The U.S. Patent and Trademark Office (USPTO) has denied Sam Altman’s OpenAI’s attempt to trademark “GPT,” ruling that the term is “merely descriptive” and therefore unable to be registered. It’s a blow to OpenAI’s branding, but don’t expect its competitors to start releasing their own version of the ubiquitous chatbot, Techcrunch reports.

The popular generative AI model, ChatGPT, has almost become synonymous with AI since the platform was opened to the public. But the name, according to the USPTO, doesn’t meet the standards to register for a trademark and the protections a “TM” after the name affords. (Incidentally, they refused once back in October, and this is a “FINAL” in all caps denial of the application.)

The denial document states, “Registration is refused because the applied-for mark merely describes a feature, function, or characteristic of applicant’s goods and services.”

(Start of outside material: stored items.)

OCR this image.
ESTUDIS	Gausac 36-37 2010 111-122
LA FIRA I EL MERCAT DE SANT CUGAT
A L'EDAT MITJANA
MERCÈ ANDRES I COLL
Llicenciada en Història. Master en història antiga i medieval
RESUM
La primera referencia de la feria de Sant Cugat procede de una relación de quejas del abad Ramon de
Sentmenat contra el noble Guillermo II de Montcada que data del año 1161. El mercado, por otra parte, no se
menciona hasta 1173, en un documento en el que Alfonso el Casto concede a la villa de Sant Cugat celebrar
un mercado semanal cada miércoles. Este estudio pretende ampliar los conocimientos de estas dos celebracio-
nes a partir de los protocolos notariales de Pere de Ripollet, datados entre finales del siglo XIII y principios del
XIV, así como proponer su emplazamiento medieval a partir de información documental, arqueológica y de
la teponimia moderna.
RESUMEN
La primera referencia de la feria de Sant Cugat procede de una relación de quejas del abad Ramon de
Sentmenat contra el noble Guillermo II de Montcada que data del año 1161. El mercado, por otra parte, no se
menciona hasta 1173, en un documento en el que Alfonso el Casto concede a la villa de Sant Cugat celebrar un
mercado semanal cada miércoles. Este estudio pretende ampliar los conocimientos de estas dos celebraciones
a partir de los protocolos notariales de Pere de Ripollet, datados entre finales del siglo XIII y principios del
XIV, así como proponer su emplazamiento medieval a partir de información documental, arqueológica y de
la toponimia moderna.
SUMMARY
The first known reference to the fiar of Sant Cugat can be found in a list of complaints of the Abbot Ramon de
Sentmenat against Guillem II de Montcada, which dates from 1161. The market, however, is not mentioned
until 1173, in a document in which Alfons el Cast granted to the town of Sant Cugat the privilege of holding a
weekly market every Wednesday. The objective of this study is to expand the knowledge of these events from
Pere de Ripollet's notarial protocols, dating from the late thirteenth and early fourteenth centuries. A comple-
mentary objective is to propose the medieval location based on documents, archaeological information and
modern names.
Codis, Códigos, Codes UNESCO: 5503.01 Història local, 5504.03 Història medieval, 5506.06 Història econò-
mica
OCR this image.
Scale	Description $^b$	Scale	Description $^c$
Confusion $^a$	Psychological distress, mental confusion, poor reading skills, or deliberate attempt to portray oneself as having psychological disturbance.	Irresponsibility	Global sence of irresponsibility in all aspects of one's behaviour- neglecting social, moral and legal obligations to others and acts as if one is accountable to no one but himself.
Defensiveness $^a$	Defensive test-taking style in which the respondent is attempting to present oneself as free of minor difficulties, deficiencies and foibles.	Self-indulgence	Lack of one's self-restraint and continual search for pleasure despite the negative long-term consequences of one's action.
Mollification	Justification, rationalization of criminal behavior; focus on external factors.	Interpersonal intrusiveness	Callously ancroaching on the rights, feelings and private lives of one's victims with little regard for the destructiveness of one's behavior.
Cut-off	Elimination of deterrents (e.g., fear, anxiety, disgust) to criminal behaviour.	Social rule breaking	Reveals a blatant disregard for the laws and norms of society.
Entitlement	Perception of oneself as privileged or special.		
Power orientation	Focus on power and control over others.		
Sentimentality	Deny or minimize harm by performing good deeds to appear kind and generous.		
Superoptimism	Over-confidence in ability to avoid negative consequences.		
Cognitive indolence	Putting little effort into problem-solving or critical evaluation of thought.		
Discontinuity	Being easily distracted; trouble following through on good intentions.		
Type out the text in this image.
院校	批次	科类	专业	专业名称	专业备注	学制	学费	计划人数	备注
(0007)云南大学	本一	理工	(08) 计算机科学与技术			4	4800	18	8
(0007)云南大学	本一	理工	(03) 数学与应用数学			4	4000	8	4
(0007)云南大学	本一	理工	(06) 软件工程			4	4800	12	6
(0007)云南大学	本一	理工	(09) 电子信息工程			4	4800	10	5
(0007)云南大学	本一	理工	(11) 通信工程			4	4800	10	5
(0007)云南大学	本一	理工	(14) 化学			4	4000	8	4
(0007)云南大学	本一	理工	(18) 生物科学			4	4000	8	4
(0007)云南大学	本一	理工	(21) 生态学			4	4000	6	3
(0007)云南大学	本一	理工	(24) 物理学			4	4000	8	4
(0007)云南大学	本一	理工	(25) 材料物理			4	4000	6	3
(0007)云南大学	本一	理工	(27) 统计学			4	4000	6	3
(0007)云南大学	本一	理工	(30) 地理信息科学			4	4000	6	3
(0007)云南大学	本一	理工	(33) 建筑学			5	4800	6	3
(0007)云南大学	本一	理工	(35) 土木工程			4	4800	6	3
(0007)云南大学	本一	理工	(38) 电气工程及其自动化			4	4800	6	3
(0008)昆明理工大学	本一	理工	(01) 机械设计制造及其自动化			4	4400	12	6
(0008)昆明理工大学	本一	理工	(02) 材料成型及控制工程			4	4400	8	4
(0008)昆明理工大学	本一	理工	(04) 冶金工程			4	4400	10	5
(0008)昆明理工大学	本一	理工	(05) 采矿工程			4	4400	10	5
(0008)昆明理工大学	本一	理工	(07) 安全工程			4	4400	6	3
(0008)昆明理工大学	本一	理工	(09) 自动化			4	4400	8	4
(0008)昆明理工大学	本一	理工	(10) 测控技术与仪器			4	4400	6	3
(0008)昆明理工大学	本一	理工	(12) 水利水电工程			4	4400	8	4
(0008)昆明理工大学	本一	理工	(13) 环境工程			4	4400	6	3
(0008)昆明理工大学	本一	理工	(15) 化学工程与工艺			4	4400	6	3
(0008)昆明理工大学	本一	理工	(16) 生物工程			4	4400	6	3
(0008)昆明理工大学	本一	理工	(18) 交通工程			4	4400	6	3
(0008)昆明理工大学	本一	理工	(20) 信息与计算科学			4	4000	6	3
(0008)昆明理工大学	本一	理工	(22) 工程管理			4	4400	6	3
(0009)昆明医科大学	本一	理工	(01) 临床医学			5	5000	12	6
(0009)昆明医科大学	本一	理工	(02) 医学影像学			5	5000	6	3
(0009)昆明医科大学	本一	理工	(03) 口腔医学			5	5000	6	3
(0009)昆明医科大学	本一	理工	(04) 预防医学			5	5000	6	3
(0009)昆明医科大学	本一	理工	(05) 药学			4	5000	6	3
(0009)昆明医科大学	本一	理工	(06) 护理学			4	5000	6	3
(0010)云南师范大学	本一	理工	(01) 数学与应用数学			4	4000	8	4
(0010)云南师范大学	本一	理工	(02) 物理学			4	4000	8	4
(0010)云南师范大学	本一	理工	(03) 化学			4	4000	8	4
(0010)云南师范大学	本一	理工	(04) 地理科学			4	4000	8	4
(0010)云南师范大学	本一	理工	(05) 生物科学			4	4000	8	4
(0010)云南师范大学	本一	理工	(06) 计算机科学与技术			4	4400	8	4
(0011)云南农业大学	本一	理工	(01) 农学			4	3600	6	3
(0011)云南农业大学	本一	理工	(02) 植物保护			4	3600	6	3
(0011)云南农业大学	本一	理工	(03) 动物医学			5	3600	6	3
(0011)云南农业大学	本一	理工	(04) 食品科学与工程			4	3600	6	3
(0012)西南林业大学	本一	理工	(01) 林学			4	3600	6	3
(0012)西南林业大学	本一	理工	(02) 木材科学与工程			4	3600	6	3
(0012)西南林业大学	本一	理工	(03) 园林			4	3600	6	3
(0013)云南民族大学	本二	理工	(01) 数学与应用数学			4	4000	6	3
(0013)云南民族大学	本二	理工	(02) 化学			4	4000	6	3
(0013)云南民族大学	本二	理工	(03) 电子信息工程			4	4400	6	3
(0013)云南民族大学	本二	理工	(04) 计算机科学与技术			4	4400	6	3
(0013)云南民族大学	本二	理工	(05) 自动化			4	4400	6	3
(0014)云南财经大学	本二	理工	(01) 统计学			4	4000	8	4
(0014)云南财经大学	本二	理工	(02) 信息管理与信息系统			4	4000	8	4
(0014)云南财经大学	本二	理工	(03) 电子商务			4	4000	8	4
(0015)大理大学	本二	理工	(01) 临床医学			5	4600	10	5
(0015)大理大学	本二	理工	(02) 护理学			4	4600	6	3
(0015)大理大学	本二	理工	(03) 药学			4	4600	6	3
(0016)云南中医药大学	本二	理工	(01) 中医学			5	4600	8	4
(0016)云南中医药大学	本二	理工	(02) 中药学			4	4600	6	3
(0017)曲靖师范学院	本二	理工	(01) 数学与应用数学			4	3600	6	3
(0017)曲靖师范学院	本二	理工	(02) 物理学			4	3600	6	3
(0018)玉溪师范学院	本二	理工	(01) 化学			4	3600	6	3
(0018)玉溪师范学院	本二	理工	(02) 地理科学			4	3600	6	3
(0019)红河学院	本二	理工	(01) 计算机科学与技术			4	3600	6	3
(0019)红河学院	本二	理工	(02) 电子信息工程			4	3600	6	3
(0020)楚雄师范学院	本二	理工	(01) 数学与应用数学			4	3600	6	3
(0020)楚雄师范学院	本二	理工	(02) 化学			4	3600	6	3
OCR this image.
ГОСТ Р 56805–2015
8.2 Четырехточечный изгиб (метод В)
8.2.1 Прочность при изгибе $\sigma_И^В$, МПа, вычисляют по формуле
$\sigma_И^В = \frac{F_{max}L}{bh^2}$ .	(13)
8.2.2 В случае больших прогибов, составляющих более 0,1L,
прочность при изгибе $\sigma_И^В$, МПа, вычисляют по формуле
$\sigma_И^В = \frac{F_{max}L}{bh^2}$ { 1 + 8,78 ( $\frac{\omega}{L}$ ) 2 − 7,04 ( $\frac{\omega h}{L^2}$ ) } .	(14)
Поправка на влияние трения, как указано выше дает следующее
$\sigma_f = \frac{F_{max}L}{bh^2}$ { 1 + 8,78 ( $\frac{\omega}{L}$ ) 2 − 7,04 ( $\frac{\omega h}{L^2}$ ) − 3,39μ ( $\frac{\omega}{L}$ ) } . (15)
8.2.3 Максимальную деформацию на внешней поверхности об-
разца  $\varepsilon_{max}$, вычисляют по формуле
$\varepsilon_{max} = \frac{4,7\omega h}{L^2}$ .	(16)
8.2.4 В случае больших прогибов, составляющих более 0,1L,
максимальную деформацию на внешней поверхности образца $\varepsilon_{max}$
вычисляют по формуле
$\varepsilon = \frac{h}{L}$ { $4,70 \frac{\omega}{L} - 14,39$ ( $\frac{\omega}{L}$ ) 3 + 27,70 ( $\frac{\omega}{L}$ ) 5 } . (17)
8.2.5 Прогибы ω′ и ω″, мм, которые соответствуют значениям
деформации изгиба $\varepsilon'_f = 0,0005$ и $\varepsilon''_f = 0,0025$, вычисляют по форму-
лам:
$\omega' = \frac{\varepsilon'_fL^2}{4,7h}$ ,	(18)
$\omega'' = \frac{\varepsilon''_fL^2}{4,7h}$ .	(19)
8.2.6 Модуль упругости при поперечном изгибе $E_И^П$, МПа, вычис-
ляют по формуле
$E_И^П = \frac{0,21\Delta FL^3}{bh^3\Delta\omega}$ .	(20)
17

Techcrunch reports, “OpenAI argued that it had popularized the term GPT, which stands in this case for “generative pre-trained transformer,” describing the nature of the machine learning model. It’s generative because it produces new (ish) material, pre-trained in that it is a large model trained centrally on a proprietary database, and transformer is the name of a particular method of building AIs (discovered by Google researchers in 2017) that allows for much larger models to be trained.”

The patent office reasoned that GPT was already in use in numerous other contexts and by other companies in related one. The argument from the patent side, Techcrunch states, is that GPT describes an aspect of the product. “Like if you had a cereal called Crunchy O’s, and tried to trademark “crunchy.” In the case of ChatGPT, this is a GPT-type AI model — a concept OpenAI did not create, and is not alone in offering — that you chat with. It may be recognizable, but it doesn’t meet the requirements for trademarking.”